I see you are unconvinced, let the code speak: ---- #include <clocale> #include <ctime> #include <iostream> #include <langinfo.h> int main() { time_t t; tm t1, t2; char *p, buf[128]; setlocale(LC_ALL, "pl_PL.UTF8"); t = time(NULL); t1 = *localtime(&t); std::cout << "nl_langinfo(D_FMT):" << nl_langinfo(D_FMT) << std::endl; strftime(buf, sizeof(buf), nl_langinfo(D_FMT), &t1); std::cout << "strftime (1): " << buf << std::endl; p = strptime(buf, nl_langinfo(D_FMT), &t2); strftime(buf, sizeof(buf), nl_langinfo(D_FMT), &t2); std::cout << "strftime (2): " << buf << std::endl; return(0); } ---- Results from FC6: nl_langinfo(D_FMT):%Y-%m-%d strftime (1): 2007-07-11 strftime (2): 2007-07-11 Results from F7: nl_langinfo(D_FMT):%-d %b %Y strftime (1): 11 VII 2007 strftime (2): 0 II 1953 My question is: what have I done wrong? Now, if the answer is nothing, then fix the library. If the answer is: you haven't removed flags characters from format string, then my answer is: fix the library. Reasoning: As in #6. If I have to work around something in a library then what happens if someone decides thar strftime needs to support flag, let's say '+'? I have to change the code and in that case I can as well write my own fuction. This puts us in a position where I can as well write my own library and renders strptime completly useless and in a posistion where I have as application developer to check ALL strptime calls to verify that they will work. THIS IS UNREASONABLE.
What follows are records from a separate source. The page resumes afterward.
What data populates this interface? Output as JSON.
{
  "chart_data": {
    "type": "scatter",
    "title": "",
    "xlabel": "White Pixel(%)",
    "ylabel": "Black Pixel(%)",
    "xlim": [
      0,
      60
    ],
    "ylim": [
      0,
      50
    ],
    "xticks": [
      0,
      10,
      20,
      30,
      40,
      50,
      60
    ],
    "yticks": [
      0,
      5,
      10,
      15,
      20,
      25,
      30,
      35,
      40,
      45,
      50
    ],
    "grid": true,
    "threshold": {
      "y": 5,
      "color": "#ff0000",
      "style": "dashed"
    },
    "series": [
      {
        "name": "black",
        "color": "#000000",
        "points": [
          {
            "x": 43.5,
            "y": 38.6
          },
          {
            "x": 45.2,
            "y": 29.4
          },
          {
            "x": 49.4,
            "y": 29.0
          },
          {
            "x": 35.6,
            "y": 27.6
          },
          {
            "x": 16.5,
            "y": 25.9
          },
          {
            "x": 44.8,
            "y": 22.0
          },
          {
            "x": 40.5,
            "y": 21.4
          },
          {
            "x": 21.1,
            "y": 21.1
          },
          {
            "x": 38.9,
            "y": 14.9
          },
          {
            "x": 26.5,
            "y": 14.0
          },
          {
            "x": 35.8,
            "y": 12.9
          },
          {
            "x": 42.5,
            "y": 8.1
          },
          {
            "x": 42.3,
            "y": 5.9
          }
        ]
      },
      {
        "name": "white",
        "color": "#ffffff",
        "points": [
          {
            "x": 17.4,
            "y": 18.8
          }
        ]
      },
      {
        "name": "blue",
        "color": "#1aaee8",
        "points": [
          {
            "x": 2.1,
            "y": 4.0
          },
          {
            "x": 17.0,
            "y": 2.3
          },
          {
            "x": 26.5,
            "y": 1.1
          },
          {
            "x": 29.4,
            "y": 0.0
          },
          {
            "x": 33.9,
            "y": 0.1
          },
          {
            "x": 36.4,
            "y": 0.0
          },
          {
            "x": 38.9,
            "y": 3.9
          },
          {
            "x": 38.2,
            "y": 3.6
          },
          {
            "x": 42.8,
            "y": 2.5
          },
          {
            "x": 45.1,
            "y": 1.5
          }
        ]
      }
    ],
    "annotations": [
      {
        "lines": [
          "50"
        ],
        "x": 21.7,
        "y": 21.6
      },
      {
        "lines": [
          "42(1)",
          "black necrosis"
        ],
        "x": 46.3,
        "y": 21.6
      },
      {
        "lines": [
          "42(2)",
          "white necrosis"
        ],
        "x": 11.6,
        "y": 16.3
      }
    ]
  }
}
Stop reopening the bug. I told you that you cannot pass locale format strings to strptime.
Well, then consider this: in Polish locale strptime fails to parse time formated with stftime with the following flags: "%c" and "%x" (using these flags as format specifier for strptime itself and this is documented as valid in man page). I bet 100$ that this boils down to this problem and another 100$ that this is very close to violation of the rule you specified in comment #8 above. The code to prove my point: #include <clocale> #include <ctime> #include <iostream> #include <langinfo.h> void checkfmt(const char *fmt) { using std::cout; using std::endl; time_t t; tm t1, t2; char *p, buf[128]; t = time(NULL); t1 = *localtime(&t); cout << "format string: " << fmt << endl; strftime(buf, sizeof(buf), fmt, &t1); cout << "strftime (1): " << buf << endl; memset(&t2, 0, sizeof(t2)); p = strptime(buf, fmt, &t2); strftime(buf, sizeof(buf), fmt, &t2); cout << "strftime (2): " << buf << endl; cout << "--------------------------------------------------" << endl; } int main() { setlocale(LC_ALL, "pl_PL.UTF8"); checkfmt(nl_langinfo(D_FMT)); checkfmt("%a"); checkfmt("%A"); checkfmt("%b"); checkfmt("%B"); checkfmt("%c"); checkfmt("%x"); checkfmt("%X"); return(0); } Feel free to close if I am wrong but then we need another bug for strptime to fix %c and %x formats.